Wir haben diesen Begriff zur Hilfe genommen, um unsere Arbeitsweise zu beschreiben. Die Tatsache, dass wir zwar von historischen Prozessen ausgehen, es uns aber nicht um eine historisierte Bebilderung dieser Prozesse geht.

Im Gegenteil, wir haben oft bewusst in einzelnen Szenen Elemente aus allen drei Ländern (und dem sogenannten „Außen“) gemischt, sodass dadurch eine fiktionalisierte (aber auch verdichtete) Variante einer Revolution entsteht. Es ging uns nicht um konkrete Verortung, sondern um das Aufspüren von generellen, in allen Revolutionen wiederkehrenden Symptomatiken, Typen und Geschichten.

Liegt in der Revolution noch Hoffnung oder liegt die Hoffnung in der Revolution?

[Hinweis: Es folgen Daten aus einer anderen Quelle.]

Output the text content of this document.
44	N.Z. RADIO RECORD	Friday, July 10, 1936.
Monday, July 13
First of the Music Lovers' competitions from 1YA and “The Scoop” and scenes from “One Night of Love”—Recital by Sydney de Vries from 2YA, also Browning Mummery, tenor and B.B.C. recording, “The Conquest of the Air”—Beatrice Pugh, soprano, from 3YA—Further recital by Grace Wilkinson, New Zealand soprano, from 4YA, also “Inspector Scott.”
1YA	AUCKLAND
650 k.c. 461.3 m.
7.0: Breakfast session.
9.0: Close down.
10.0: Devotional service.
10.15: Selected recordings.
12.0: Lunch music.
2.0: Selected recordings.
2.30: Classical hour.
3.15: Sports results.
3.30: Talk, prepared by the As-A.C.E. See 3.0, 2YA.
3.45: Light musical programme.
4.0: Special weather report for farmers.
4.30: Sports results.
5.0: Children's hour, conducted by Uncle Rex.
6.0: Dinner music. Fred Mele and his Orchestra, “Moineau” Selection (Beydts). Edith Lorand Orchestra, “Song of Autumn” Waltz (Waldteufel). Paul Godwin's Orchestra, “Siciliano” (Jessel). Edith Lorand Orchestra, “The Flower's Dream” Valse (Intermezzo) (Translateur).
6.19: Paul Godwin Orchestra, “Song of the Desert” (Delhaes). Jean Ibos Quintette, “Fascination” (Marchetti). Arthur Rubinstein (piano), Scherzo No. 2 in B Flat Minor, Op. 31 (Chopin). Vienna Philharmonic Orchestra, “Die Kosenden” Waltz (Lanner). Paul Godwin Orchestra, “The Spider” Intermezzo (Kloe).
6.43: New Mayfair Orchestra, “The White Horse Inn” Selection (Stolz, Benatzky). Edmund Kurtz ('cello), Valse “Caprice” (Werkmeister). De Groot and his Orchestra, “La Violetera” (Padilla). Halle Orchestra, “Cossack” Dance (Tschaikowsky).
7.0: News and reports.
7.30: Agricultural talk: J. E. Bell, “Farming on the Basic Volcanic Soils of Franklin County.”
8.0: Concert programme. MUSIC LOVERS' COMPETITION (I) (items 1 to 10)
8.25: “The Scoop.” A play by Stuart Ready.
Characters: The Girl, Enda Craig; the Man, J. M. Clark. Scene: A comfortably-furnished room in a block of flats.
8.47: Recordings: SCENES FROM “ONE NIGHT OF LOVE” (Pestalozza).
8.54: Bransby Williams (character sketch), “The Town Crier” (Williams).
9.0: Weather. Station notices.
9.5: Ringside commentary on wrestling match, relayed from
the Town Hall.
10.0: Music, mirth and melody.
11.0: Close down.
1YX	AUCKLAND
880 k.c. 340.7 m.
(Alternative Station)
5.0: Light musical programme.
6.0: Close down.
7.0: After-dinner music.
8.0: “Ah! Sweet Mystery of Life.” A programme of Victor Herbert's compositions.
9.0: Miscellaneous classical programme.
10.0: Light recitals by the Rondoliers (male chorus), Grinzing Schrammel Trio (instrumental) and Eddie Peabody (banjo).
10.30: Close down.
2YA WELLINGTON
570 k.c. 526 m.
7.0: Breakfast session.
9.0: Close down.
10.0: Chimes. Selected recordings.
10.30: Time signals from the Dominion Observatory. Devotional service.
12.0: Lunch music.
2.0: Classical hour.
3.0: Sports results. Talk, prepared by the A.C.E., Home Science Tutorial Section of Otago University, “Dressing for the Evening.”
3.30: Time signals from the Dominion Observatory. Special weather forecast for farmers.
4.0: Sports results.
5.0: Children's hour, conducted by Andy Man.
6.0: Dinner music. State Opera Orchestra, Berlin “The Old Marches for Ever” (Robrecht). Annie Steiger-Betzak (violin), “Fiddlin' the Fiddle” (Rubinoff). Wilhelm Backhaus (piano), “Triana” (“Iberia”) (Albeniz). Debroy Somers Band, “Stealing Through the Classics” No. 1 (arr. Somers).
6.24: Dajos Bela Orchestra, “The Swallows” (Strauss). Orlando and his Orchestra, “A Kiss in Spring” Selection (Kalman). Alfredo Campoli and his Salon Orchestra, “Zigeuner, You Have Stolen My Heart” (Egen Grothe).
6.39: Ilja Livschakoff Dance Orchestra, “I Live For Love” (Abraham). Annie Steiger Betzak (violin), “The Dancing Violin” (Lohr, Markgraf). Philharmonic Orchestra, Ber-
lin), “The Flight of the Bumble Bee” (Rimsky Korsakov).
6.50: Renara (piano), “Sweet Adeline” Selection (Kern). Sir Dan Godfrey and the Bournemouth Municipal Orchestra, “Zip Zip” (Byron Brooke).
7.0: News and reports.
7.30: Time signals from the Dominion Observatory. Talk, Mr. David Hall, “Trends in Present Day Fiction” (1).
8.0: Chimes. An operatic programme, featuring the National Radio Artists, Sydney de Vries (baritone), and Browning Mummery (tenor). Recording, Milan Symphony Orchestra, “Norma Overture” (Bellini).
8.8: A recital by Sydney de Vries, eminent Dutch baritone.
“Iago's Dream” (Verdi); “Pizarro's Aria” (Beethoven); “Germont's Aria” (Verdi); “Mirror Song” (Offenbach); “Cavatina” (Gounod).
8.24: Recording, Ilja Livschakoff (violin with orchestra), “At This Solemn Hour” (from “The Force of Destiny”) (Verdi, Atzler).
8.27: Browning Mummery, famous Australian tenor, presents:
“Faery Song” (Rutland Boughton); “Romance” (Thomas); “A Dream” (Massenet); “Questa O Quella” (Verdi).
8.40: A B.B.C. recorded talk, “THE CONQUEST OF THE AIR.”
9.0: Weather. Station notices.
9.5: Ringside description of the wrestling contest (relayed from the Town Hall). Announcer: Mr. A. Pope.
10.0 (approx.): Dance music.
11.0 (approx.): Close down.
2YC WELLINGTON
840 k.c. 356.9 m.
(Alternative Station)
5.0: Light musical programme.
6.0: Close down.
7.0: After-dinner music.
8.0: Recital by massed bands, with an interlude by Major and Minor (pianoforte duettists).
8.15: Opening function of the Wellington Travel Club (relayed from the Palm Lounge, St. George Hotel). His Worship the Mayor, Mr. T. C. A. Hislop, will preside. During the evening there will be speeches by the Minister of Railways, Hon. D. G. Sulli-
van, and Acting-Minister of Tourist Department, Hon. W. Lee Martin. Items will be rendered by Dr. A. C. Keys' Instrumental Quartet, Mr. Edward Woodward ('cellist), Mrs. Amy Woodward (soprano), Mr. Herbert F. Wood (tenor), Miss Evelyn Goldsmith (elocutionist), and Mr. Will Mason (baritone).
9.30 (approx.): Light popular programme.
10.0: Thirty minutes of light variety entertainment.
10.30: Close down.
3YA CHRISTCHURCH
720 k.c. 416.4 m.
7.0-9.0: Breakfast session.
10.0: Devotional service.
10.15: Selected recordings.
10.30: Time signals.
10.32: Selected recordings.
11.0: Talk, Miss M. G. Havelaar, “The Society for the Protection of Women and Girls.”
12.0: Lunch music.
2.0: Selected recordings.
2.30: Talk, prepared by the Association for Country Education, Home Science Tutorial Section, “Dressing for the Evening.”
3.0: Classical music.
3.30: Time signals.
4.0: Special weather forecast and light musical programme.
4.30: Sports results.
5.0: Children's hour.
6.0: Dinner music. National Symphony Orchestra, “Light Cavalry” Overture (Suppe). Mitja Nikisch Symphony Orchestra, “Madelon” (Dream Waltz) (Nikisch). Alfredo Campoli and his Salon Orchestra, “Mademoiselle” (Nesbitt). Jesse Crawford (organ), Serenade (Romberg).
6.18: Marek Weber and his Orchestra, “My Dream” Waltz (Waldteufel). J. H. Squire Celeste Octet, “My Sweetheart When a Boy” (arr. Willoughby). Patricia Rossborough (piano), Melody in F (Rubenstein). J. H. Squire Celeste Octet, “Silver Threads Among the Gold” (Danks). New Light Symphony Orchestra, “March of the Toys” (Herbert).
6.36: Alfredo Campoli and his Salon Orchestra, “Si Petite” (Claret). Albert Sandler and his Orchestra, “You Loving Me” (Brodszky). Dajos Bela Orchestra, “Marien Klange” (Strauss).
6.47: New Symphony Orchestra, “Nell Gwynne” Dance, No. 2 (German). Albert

Das generelle Ziel einer Revolution ist ja die Veränderung der bestehenden Umstände. Die Hoffnung auf Veränderung ist in ihr also naturgemäß enthalten. Ob man noch an tatsächliche Veränderung glaubt, ist allerdings schon wieder eine andere Frage. Und wie diese Veränderung genau vonstatten gehen soll.

Nicht unwesentlich ist dabei auch die Frage, ob wir uns bereits in einer prärevolutionären oder gar revolutionären Situation befinden. Auch darauf findet sicher nicht jeder die gleiche Antwort, ob nun in Deutschland, Portugal oder Frankreich.

Ich persönlich denke, es kann erst zu einer wirklichen revolutionären Bewegung kommen, wenn ein Großteil oder gar eine Mehrheit der Bevölkerung eine solche Umwälzung nicht mehr als Möglichkeit, sondern als Notwendigkeit sieht. Das ist meines Erachtens in Deutschland derzeit (noch) nicht gegeben.

Aber – wie gesagt – wir in Europa können globale Umwälzungen nicht länger ignorieren, sie zeigen auch hier ihre Auswirkungen und können das Denken und das Stimmungsbild rapide verändern. Wir befinden uns definitiv an einem Punkt, an dem Entwicklungen in die unterschiedlichsten Richtungen denkbar sind.
Welchen Weg wir einschlagen können und wollen, ist auch eine Frage, die wir mit diesem Abend stellen wollen.